If your mouse has a scroll wheel, you can use that to scroll pages, and you can do all the familiar stuff — click and drag, for example.
What about right-click? Well, iOS has no right click (although in iOS 13 apps can present a contextual menu if you long-press or 3-D Touch), but you can set a mouse button to act as the home button, which means you won’t have to reach up and press your actual home button (or perform a swipe on iPads without this button). In fact, you can set your mouse buttons to pretty much anything you like — including running a Siri Shortcut , which is totally wild.
iPad mouse support is amazing
By hiding it away inside the Accessibility section, Apple has made it clear that mouse and trackpad support is not meant as a standard UI feature. But like all of Apple’s Accessibility features, it is fully-realized, and offers deep functionality.

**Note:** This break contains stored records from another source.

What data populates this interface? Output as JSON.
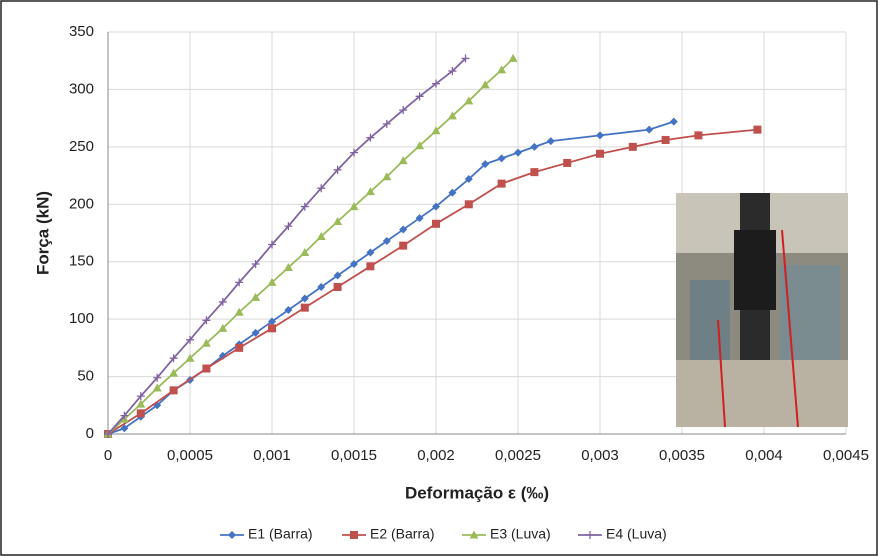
{
  "chart_data": {
    "type": "line",
    "x_label": "Deformação ε (‰)",
    "y_label": "Força (kN)",
    "xlim": [
      0,
      0.0045
    ],
    "ylim": [
      0,
      350
    ],
    "xticks": [
      0,
      {
        "value": 0.0005,
        "label": "0,0005"
      },
      {
        "value": 0.001,
        "label": "0,001"
      },
      {
        "value": 0.0015,
        "label": "0,0015"
      },
      {
        "value": 0.002,
        "label": "0,002"
      },
      {
        "value": 0.0025,
        "label": "0,0025"
      },
      {
        "value": 0.003,
        "label": "0,003"
      },
      {
        "value": 0.0035,
        "label": "0,0035"
      },
      {
        "value": 0.004,
        "label": "0,004"
      },
      {
        "value": 0.0045,
        "label": "0,0045"
      }
    ],
    "yticks": [
      0,
      50,
      100,
      150,
      200,
      250,
      300,
      350
    ],
    "grid": true,
    "legend": "bottom",
    "series": [
      {
        "name": "E1 (Barra)",
        "color": "#4472c4",
        "marker": "diamond",
        "x": [
          0,
          0.0001,
          0.0002,
          0.0003,
          0.0004,
          0.0005,
          0.0006,
          0.0007,
          0.0008,
          0.0009,
          0.001,
          0.0011,
          0.0012,
          0.0013,
          0.0014,
          0.0015,
          0.0016,
          0.0017,
          0.0018,
          0.0019,
          0.002,
          0.0021,
          0.0022,
          0.0023,
          0.0024,
          0.0025,
          0.0026,
          0.0027,
          0.003,
          0.0033,
          0.00345
        ],
        "values": [
          0,
          5,
          15,
          25,
          38,
          47,
          57,
          68,
          78,
          88,
          98,
          108,
          118,
          128,
          138,
          148,
          158,
          168,
          178,
          188,
          198,
          210,
          222,
          235,
          240,
          245,
          250,
          255,
          260,
          265,
          272
        ]
      },
      {
        "name": "E2 (Barra)",
        "color": "#c0504d",
        "marker": "square",
        "x": [
          0,
          0.0002,
          0.0004,
          0.0006,
          0.0008,
          0.001,
          0.0012,
          0.0014,
          0.0016,
          0.0018,
          0.002,
          0.0022,
          0.0024,
          0.0026,
          0.0028,
          0.003,
          0.0032,
          0.0034,
          0.0036,
          0.00396
        ],
        "values": [
          0,
          18,
          38,
          57,
          75,
          92,
          110,
          128,
          146,
          164,
          183,
          200,
          218,
          228,
          236,
          244,
          250,
          256,
          260,
          265
        ]
      },
      {
        "name": "E3 (Luva)",
        "color": "#9bbb59",
        "marker": "triangle",
        "x": [
          0,
          0.0001,
          0.0002,
          0.0003,
          0.0004,
          0.0005,
          0.0006,
          0.0007,
          0.0008,
          0.0009,
          0.001,
          0.0011,
          0.0012,
          0.0013,
          0.0014,
          0.0015,
          0.0016,
          0.0017,
          0.0018,
          0.0019,
          0.002,
          0.0021,
          0.0022,
          0.0023,
          0.0024,
          0.00247
        ],
        "values": [
          0,
          13,
          26,
          40,
          53,
          66,
          79,
          92,
          106,
          119,
          132,
          145,
          158,
          172,
          185,
          198,
          211,
          224,
          238,
          251,
          264,
          277,
          290,
          304,
          317,
          327
        ]
      },
      {
        "name": "E4 (Luva)",
        "color": "#8064a2",
        "marker": "plus",
        "x": [
          0,
          0.0001,
          0.0002,
          0.0003,
          0.0004,
          0.0005,
          0.0006,
          0.0007,
          0.0008,
          0.0009,
          0.001,
          0.0011,
          0.0012,
          0.0013,
          0.0014,
          0.0015,
          0.0016,
          0.0017,
          0.0018,
          0.0019,
          0.002,
          0.0021,
          0.00218
        ],
        "values": [
          0,
          16,
          33,
          49,
          66,
          82,
          99,
          115,
          132,
          148,
          165,
          181,
          198,
          214,
          230,
          245,
          258,
          270,
          282,
          294,
          305,
          316,
          327
        ]
      }
    ]
  }
}
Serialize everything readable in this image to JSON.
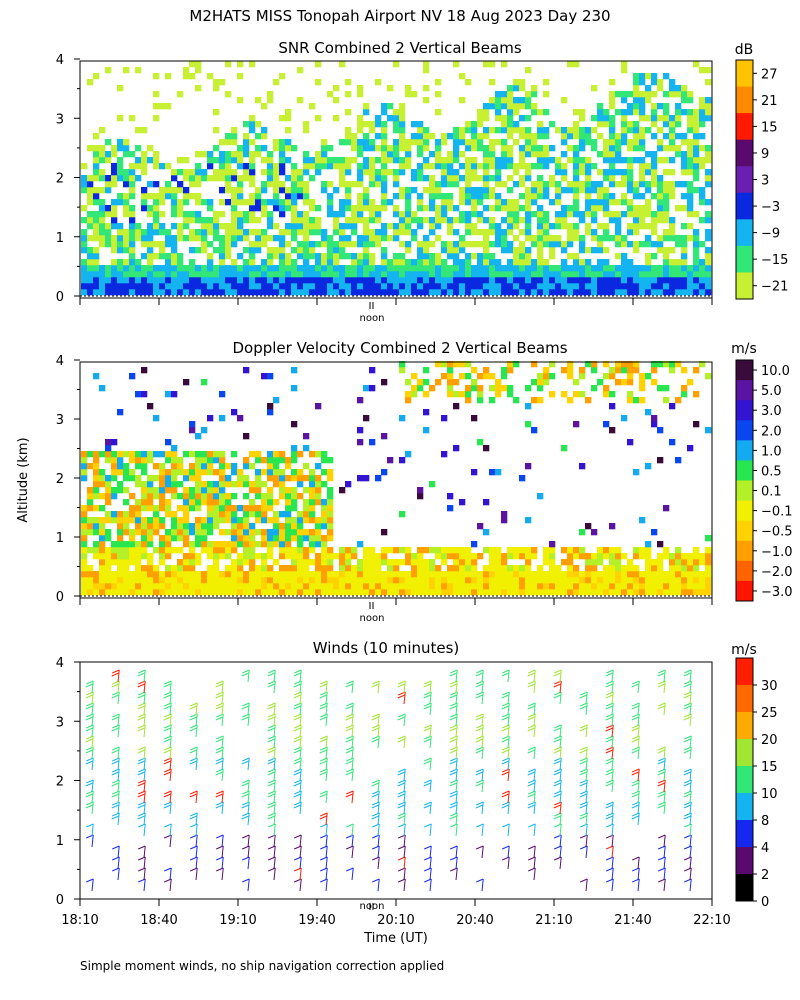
{
  "figure": {
    "title": "M2HATS MISS Tonopah Airport NV  18 Aug 2023 Day 230",
    "ylabel": "Altitude (km)",
    "xlabel": "Time (UT)",
    "footnote": "Simple moment winds, no ship navigation correction applied",
    "noon_label": "noon"
  },
  "chart_data": [
    {
      "type": "heatmap",
      "title": "SNR Combined 2 Vertical Beams",
      "ylim": [
        0,
        4
      ],
      "yticks": [
        "0",
        "1",
        "2",
        "3",
        "4"
      ],
      "colorbar": {
        "unit": "dB",
        "labels": [
          "27",
          "21",
          "15",
          "9",
          "3",
          "−3",
          "−9",
          "−15",
          "−21"
        ],
        "colors": [
          "#ffc400",
          "#ff8a00",
          "#ff1a00",
          "#5a0a6e",
          "#6a1fb0",
          "#0a28e0",
          "#14b4f0",
          "#32e678",
          "#c8f032"
        ]
      }
    },
    {
      "type": "heatmap",
      "title": "Doppler Velocity Combined 2 Vertical Beams",
      "ylim": [
        0,
        4
      ],
      "yticks": [
        "0",
        "1",
        "2",
        "3",
        "4"
      ],
      "colorbar": {
        "unit": "m/s",
        "labels": [
          "10.0",
          "5.0",
          "3.0",
          "2.0",
          "1.0",
          "0.5",
          "0.1",
          "−0.1",
          "−0.5",
          "−1.0",
          "−2.0",
          "−3.0"
        ],
        "colors": [
          "#3a0a3a",
          "#5a14a0",
          "#3214d2",
          "#0a46f0",
          "#14aaf0",
          "#28e650",
          "#b4f028",
          "#f0f000",
          "#ffd200",
          "#ffa000",
          "#ff6400",
          "#ff1400"
        ]
      }
    },
    {
      "type": "scatter",
      "title": "Winds (10 minutes)",
      "ylim": [
        0,
        4
      ],
      "yticks": [
        "0",
        "1",
        "2",
        "3",
        "4"
      ],
      "xticks": [
        "18:10",
        "18:40",
        "19:10",
        "19:40",
        "20:10",
        "20:40",
        "21:10",
        "21:40",
        "22:10"
      ],
      "colorbar": {
        "unit": "m/s",
        "labels": [
          "30",
          "25",
          "20",
          "15",
          "10",
          "8",
          "4",
          "2",
          "0"
        ],
        "colors": [
          "#ff1e00",
          "#ff6a00",
          "#ffaa00",
          "#a0e632",
          "#32e678",
          "#14b4f0",
          "#1428f0",
          "#5a0a6e",
          "#000000"
        ]
      }
    }
  ]
}
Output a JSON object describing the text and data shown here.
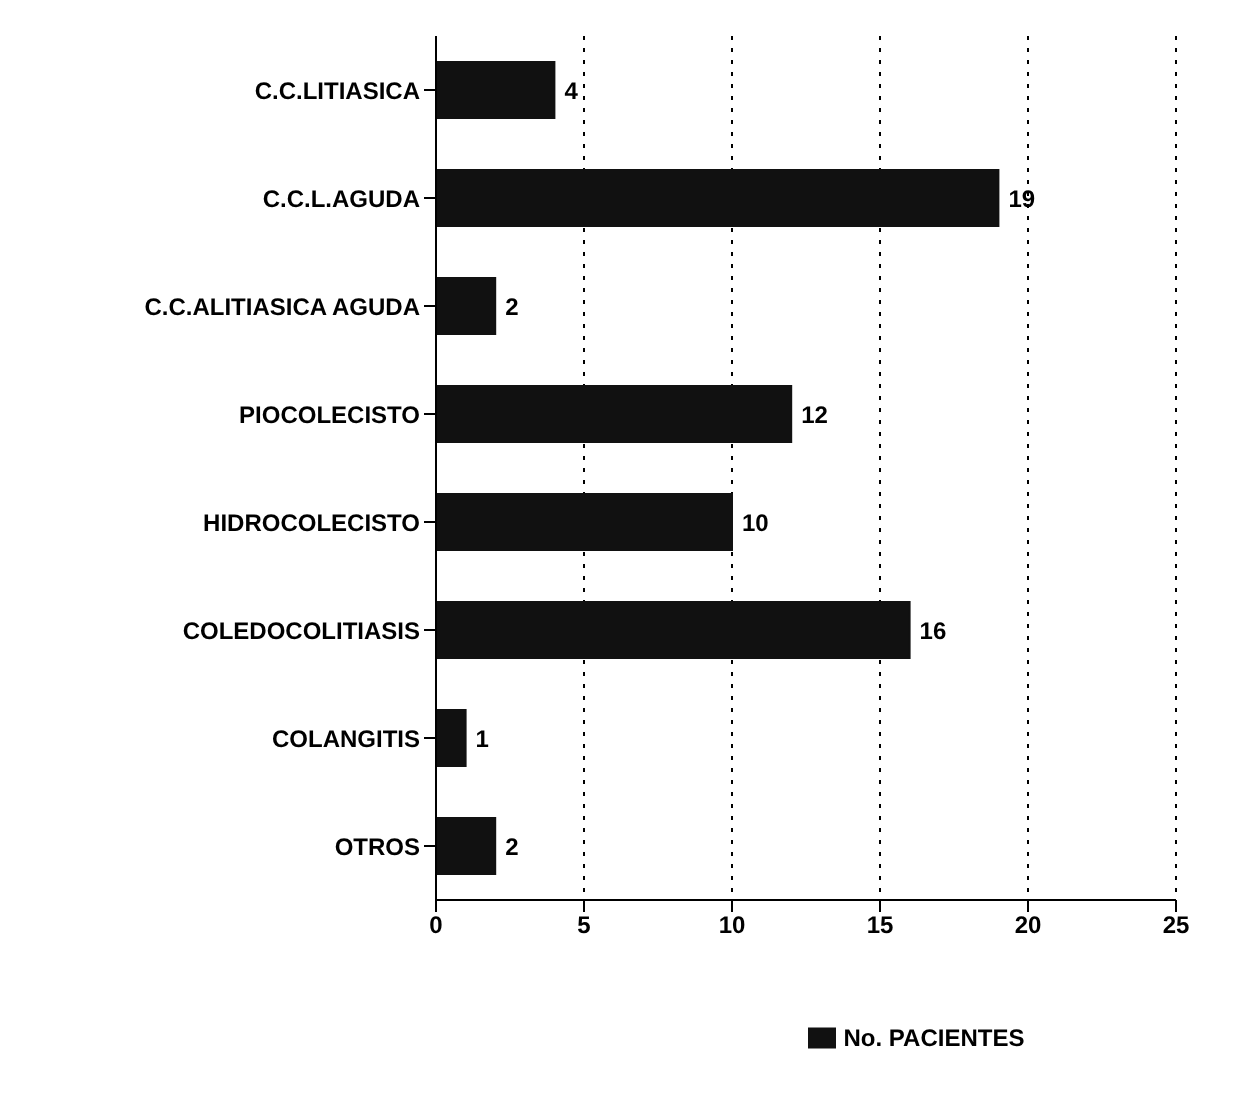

Who would want to use a mouse with an iPad? Well, I laughed at this for years. Apple will never add mouse support. But why not, right? The Mac’s UI requires a mouse. A finger is too big to hit all those tiny buttons accurately. But a mouse works great on the iPad’s big touch targets. I have my iPad on a stand, and connected to a keyboard, for around half the time I use it.
In that setup, mouse support is fantastic. Not only can I select text without having to reach up to touch the screen, but I can use the entirety of the iPad in the same way. Now it’s there, it seems so obvious. The iPad will clearly remain touch-first, but now it has a second option, one that is useful, powerful, and in some situations, better.